Renew Your Skills
February 1st, 2010 by INMED
The day following Haiti’s earthquake I received this message from Dr. Jim and Sandy Wilkins, who have served at Haiti’s Christianville Medical Clinic since 1999: “Our house fell down while we were in it. Our clinic building is half down. We worked for 24 hours straight, suturing and bracing fractures. 5 died here, 2 arrived paralyzed, many huge lacerations, limbs cut off. We are out of supplies and medicines. We are working on survival for the injured over the next few days. Keep praying!”
What if you were the Wilkins? Would you know what to do? The crisis in Haiti is a sharp reminder of both the precarious nature of human life and the enormous compassion of humankind. This crisis reminds us forcefully of the importance of skills. The most effective teams serving in Haiti today readied themselves well in advance for such catastrophes. The same fact holds true for healthcare professionals who serve people living in crisis everyday, whether in North America or nations like Haiti.

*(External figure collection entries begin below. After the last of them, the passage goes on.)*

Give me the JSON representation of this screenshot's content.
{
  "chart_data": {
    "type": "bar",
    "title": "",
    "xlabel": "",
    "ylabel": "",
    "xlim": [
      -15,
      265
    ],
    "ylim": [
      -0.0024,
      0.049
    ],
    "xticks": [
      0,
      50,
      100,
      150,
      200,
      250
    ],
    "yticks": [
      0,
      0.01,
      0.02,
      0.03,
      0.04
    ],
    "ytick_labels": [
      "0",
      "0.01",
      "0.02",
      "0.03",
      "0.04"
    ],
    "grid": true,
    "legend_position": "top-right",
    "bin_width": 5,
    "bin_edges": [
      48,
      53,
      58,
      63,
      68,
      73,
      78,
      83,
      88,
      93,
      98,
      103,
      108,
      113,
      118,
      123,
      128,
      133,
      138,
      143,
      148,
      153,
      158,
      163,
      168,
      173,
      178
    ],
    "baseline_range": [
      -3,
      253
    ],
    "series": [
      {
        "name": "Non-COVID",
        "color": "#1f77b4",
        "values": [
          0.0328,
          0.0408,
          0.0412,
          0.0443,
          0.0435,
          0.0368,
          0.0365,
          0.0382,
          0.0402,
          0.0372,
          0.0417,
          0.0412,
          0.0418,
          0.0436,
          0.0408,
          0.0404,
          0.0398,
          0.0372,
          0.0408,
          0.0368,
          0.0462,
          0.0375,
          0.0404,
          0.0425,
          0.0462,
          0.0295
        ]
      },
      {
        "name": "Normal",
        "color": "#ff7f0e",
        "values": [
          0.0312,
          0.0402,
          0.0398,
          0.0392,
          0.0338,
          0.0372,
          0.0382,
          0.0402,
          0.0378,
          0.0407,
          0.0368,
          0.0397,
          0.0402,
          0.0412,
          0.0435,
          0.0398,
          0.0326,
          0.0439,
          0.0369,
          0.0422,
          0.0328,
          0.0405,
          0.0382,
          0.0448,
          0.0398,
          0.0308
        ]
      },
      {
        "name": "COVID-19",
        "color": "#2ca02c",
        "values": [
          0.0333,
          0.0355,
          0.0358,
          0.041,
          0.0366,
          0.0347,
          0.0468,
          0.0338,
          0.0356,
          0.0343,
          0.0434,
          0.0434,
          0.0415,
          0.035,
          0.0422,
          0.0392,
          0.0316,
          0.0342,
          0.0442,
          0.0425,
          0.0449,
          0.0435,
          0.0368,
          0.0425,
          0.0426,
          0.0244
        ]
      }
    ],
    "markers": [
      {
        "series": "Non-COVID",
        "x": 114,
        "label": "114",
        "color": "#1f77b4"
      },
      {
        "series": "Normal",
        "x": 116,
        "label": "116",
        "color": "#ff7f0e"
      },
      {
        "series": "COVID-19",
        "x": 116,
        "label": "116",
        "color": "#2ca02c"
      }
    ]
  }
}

Maggie Higgins, daughter of INMED’s Board Member Ted Higgins, is quite intentional about learning such skills. She was studying under Dr Wilkins in Haiti when the earthquake struck. “Last night, a flood of people were showing up,” Maggie wrote. “I’ve been doing a lot of nasty wound irrigations and debris removal. I basically took out a cement block from a young girl’s head today. Luckily we have generators that are functioning and access to water. Even with all the pain and death that is going on – bodies have been piled up outside our clinics – I helped birth three babies in the midst of it all. I’m exhausted.” But in spite of her exhaustion, days later Maggie Higgins gave up her seat on a Coast Guard evacuation helicopter to let on a severely injured Haitian.
Now is the time to renew your skills on behalf of people in greatest need – to bear up and carry your dreams by acquiring the necessary competencies. These include competencies like managing malnutrition, unique injuries, and unusual infections; like acquiring cross-cultural skills, learning to train health volunteers, and to lead health initiatives. You may also come to realize that renewing your skills demands a change of heart as well – a personal journey from being self-centered toward becoming more softhearted.
This Spring INMED is offering remarkable opportunities to renew your skills. Our Diploma programs in International Medicine and International Public Health pair you up with a mentor like Dr. Wilkins who is providing healthcare in a developing nation. No training is more effective than working side-by-side with such role models! INMED’s International Public Health and International Medicine Hybrid Courses also provide the conceptual and academic background in these compelling fields.
The future is certain to contain both acute crises like Haiti’s and ongoing depravation in a multitude of poorer communities. Maggie Higgins continues taking steps so that, like the Wilkins, she will be best able to provide meaningful care. What steps will you take to express compassion and renew your skills on behalf of people in greatest need?